Almost half of Washington students are non-white and addressing their needs in public schools is a growing priority in the state.
Earlier this year, lawmakers passed a bill encouraging schools to offer an ethnic studies course to middle and high school students. In the Puget Sound region, a group of teachers is working on developing more culturally responsive math lessons.
Steve Harvey is a 5th grade teacher in the Everett School District and one of the educators organizing the project known as EduDesign Lab, which is done in coordination with the University of Washington College of Education.
“A lot of times marginalized groups feel like math is not a subject for them, and so we want to really be thinking about how math is for everybody and that by being more responsive to it, it provides an entrance for students to be thinking about, `Okay, this is something that really is for me,’” Harvey said.

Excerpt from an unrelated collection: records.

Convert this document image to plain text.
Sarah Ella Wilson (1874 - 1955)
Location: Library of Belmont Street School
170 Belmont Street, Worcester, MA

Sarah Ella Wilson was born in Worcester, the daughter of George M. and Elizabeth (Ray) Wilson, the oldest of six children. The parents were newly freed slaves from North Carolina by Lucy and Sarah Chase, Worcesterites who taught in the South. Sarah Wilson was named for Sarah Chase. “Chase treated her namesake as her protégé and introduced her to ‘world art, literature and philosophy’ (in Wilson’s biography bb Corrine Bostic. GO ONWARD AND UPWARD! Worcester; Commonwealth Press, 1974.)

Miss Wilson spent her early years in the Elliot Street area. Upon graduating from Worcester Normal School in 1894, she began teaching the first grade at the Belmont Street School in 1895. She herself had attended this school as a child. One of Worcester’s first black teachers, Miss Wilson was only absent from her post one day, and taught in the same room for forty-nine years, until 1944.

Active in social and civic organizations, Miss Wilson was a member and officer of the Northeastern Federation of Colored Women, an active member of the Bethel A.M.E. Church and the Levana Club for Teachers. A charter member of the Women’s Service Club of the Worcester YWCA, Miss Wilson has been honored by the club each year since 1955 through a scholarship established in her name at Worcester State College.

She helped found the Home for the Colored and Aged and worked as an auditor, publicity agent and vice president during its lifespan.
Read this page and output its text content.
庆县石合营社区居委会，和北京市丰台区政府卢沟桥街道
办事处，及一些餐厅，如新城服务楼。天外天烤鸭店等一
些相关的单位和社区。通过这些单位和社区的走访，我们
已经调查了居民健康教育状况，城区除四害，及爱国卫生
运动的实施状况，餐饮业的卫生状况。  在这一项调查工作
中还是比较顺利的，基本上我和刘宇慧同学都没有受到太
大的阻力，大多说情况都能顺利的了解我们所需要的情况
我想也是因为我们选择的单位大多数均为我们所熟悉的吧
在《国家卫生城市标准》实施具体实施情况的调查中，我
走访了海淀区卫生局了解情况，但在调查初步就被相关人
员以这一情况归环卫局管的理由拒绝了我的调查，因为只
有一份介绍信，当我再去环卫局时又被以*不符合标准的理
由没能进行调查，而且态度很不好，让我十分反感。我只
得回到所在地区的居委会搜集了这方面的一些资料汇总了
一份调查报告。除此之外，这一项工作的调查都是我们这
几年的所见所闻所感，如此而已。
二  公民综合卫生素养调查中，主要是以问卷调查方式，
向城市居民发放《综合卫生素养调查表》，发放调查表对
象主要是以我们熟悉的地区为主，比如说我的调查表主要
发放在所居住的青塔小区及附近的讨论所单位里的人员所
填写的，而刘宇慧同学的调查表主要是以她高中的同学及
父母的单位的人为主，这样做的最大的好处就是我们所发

About 20 educators just took part in a summer training through EduDesign Lab. They’ll meet periodically in the coming school year to share ideas about how to better tailor their math instruction for non-white students. EduDesign Lab will also offer professional development to secondary teachers working on social and emotional learning and special education teachers focusing on disability awareness.
In Washington, 74 percent of Asian students and 56 percent of white students showed proficiency on the math standardized test in the 2017-18 school year. By comparison, 28 percent of black and African-American students and 32 percent of Latino students passed the assessment.
Harvey said standardized tests are often not written in a culturally responsive way and that may impact students’ performance. In addition, he said most of the curriculum he’s had access to is Eurocentric with only an occasional nod to non-white students.
“So they might throw in a name like Jose and say it’s being culturally responsive but then it’s still talking about something that doesn’t make sense to the majority of the marginalized groups of students that I work with,” Harvey said.